Regionale Unterschiede bei Langzeitkranken

Montag, 4. Oktober 2010

Fast 50% aller Erwerbstätigen wurden letztes Jahr einmal oder öfter von ihrem Haus- oder Facharzt krankgeschrieben. Laut Statistiken dauerte jede Krankmeldung knappe 12 Tage. Die Anzahl der durchschnittlichen Krankheitstage hat sich dabei um 0,3 Tage gegenüber dem Wert aus dem Vorjahr verlängert.

Langzeitkranke leiden hauptsächlich an Krankheiten wie Krebs oder Herzerkrankungen wie Herzinfarkten oder auch zunehmend an Bandscheibenproblemen und psychischen Krankheiten wie z.B. Depressionen.

Jeder Arbeitnehmer, der gesetzlich krankenversichert ist sowie Empfänger des Arbeitslosengeldes I, erhalten von ihrer Krankenkasse das Krankengeld, wenn sie länger als sechs Wochen krankgeschrieben sind. Dieses Krankengeld wird maximal bis zu einem Betrag von 2625 Euro je Monat bzw. 90% des durchschnittlichen Nettoverdienstes von der gesetzlichen Krankenkasse ausgezahlt.

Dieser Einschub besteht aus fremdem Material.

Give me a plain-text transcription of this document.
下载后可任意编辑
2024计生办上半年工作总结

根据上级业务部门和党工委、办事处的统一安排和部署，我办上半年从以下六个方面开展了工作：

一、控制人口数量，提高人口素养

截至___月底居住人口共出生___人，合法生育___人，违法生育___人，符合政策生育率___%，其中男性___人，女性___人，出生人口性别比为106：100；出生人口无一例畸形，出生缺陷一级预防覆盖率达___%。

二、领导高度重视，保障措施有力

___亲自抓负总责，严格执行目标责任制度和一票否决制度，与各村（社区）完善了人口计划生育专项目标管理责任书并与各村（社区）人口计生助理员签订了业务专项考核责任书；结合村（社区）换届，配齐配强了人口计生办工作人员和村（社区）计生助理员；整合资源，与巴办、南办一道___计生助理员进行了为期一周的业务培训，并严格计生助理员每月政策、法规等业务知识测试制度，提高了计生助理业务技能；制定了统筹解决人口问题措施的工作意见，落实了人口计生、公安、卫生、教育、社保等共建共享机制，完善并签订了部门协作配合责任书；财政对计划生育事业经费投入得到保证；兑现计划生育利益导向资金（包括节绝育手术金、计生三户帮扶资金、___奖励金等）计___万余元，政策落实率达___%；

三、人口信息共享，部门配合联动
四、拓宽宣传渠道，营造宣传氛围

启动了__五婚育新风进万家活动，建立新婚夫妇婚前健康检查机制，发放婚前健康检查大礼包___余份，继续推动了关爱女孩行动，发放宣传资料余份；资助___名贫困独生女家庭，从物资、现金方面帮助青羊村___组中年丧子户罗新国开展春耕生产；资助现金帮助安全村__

Statistiken zufolge sind 4,5 Prozent aller Arbeitsunfähigkeitsbescheinigungen mit einer Dauer von über sechs Wochen und somit der Zahlung des Krankengeldes verbunden. Diese Krankheitstage der Langzeitkranken machen jedoch fast die Hälfte aller Krankheitstage aus. Jeder Langzeitkranke ist etwa 100 Tage krank. Hier gibt es jedoch regionale Unterschiede. Langzeitkranke in Sachsen-Anhalt sind lediglich 81 Tage arbeitsunfähig, Langzeitkranke in Hamburg hingegen ganze 117 Tage. Hamburger Langzeitkranke sind somit im Durschnitt knappe 1 ½ Monate länger arbeitsunfähig als Patienten in Sachsen-Anhalt.

Die Bundesländer, die statistisch gesehen hohe Krankheitstage aufweisen, fallen jedoch bei der Anzahl der Tage, an denen Krankengeld gezahlt wird, positiv auf. Arbeitnehmern, die im Saarland oder Berlin wohnen sind zwar statistisch gesehen mehr krank als Arbeitnehmer in anderen Bundesländern, jedoch erhalten diese Arbeitnehmer weniger Krankengeldzahlungen als Menschen in anderen Bundesländern Deutschlands. Auch die neuen Bundesländer fallen bei der Höhe der Krankengeldzahlungen positiv auf. Langzeitkranke sind hier 1 ½ Wochen weniger krankgeschrieben als der Bundesdurchschnitt, nämlich weniger als drei Monate lang.